Lemalar | Yirmialtıncı Lema | 244
(222-267)

O mektubdan evvel îman-ı bi’l-âhirete dâir tab’ettirdiğim Onuncu Sözün bir nüshası eline geçmişti. Güya o risâle ona bir tiryak idi ki; altı yedi sene zarfında aldığı bütün ma’nevî yaralarını tedavi etti. Gâyet kuvvetli ve parlak bir îman ile ecelini bekliyor gibi bana o mektubu yazmış. Bir iki ay sonra Abdurrahmân vâsıtasıyla yine mes’ûdane bir hayat-ı dünyeviye geçirmek tasavvurunda iken “vâ-hasretâ” birden onun vefat haberini aldım. Bu haber o derece beni sarstı ki; beş senedir daha o te’sir altındayım. O vakit bulunduğum işkenceli esaret ve yalnızlık ve gurbet ve ihtiyarlık ve hastalığım; on derece onların fevkinde bana bir firkat, bir rikkat, bir hüzün verdi. Benim merhume validemin vefatiyle husûsi dünyamın yarısı, onun vefatıyla vefat etmiş diyordum. Abdurrahmân’ın vefatıyla da, bâki kalan öteki yarı dünyam da vefat etti gördüm. Dünyadan bütün bütün alâkam kesildi. Çünkü o dünyada kalsaydı; hem dünyadaki vazife-i uhreviyemin kuvvetli bir medârı ve benden sonra tam yerime geçecek bir hayrü’l-halef ve hem de bu dünyada en fedakâr bir medâr-ı teselli, bir arkadaşım olabilirdi.. ve en zeki bir talebem, bir muhatab ve Risâle-i Nur eczalarının en emin bir sâhibi ve muhafızı olurdu. Evet, insaniyet i’tibâriyle böyle bir zayiat, benim gibi insanlara çok hirkatlidir, yandırıyor. Gerçi zâhiren tahammüle çalışıyordum, fakat ruhumda şiddetli fırtına vardı. Eğer arasıra Kur’ânın nurundan gelen teselli teskin etmeseydi, benim için dayanmak mümkün olamayacaktı. O zaman Barla derelerine, dağlarına yalnız gidip geziyordum. Hâli yerlerde oturup o teessürat-ı hazine içinde, eski zamanda Abdurrahmân gibi sâdık talebelerimle geçirdiğim mes’ûdane hayat levhaları sinema gibi hayalimden geçtikçe, ihtiyarlık ve gurbetin verdiği sür’at-i teessür mukavemetimi kırıyordu. Birden

Âyet-i Kudsiyenin sırrı inkişaf etti. Bana “YA BÂKİ ENTE-L BÂKİ! YA BÂKİ ENTE-L BÂKİ!” dedirtti ve onunla hakîki teselli verdi. Evet ben o hâlî derede, o hazin hâlette, bu Âyet-i kudsiyenin sırrıyla, Mirkâtü’s-Sünne Risâlesinde işâret edildiği gibi, kendimi üç büyük cenaze başında gördüm:

Biri: Elli beş yaşıma kadar, elli beş ölmüş ve hayat-ı ömrümde defnedilmiş Saidlerin kabri üstünde, bir mezar taşı olarak kendimi gördüm.

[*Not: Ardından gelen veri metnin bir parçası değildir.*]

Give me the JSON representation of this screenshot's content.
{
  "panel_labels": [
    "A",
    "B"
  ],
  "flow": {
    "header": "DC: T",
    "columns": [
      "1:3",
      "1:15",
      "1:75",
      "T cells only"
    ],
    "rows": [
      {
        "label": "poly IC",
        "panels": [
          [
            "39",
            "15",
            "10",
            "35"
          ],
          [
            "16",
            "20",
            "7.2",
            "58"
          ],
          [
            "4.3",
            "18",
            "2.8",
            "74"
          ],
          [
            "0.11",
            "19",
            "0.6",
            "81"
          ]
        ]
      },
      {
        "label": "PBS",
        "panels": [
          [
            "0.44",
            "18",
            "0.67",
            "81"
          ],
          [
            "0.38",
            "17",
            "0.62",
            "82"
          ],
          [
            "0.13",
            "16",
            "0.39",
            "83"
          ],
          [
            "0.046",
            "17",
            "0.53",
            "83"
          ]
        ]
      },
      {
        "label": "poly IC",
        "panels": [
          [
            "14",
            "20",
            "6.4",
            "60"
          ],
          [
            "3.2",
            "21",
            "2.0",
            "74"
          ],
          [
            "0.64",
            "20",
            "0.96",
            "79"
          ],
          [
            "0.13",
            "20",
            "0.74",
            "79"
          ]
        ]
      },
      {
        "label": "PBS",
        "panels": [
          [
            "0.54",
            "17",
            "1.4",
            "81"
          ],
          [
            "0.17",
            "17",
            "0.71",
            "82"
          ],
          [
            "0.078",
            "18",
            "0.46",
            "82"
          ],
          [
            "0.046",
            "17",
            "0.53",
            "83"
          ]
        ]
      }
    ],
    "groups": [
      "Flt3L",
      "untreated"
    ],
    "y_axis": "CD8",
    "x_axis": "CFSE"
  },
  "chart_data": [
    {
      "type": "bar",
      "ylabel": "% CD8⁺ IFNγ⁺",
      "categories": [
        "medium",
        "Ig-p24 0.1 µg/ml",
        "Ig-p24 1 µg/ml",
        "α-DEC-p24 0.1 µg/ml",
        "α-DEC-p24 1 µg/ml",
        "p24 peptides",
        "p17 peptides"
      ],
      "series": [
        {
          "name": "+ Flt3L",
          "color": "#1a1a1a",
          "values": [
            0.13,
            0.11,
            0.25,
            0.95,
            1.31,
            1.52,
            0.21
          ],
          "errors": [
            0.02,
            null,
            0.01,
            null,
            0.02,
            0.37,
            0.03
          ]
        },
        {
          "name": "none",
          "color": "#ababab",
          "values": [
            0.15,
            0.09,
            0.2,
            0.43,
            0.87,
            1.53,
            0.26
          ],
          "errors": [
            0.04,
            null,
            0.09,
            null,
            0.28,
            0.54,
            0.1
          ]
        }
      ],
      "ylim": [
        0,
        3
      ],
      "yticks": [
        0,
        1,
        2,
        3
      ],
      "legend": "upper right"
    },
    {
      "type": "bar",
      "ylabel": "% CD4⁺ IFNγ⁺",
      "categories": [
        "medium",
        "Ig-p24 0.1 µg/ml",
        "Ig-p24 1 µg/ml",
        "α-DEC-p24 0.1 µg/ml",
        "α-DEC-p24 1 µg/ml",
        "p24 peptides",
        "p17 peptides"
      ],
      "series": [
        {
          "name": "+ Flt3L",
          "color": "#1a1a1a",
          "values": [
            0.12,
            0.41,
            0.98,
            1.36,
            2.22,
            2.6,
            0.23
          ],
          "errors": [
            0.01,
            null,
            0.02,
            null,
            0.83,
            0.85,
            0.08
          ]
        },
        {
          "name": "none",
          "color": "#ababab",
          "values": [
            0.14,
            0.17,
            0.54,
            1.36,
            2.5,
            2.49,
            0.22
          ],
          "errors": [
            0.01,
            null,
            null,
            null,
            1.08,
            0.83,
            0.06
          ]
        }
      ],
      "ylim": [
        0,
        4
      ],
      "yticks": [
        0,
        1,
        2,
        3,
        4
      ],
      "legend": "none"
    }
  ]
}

İkinci cenaze: Zaman-ı Âdemden (A.S.) beri, benim hemcinsim ve nev’im vefat edip mâzi kabrinde defnedilmiş olan o büyük cenazenin başında mezar taşı hükmünde olan bu asrın yüzünde gezer, karınca gibi küçük bir zîhayat sûretinde kendimi gördüm.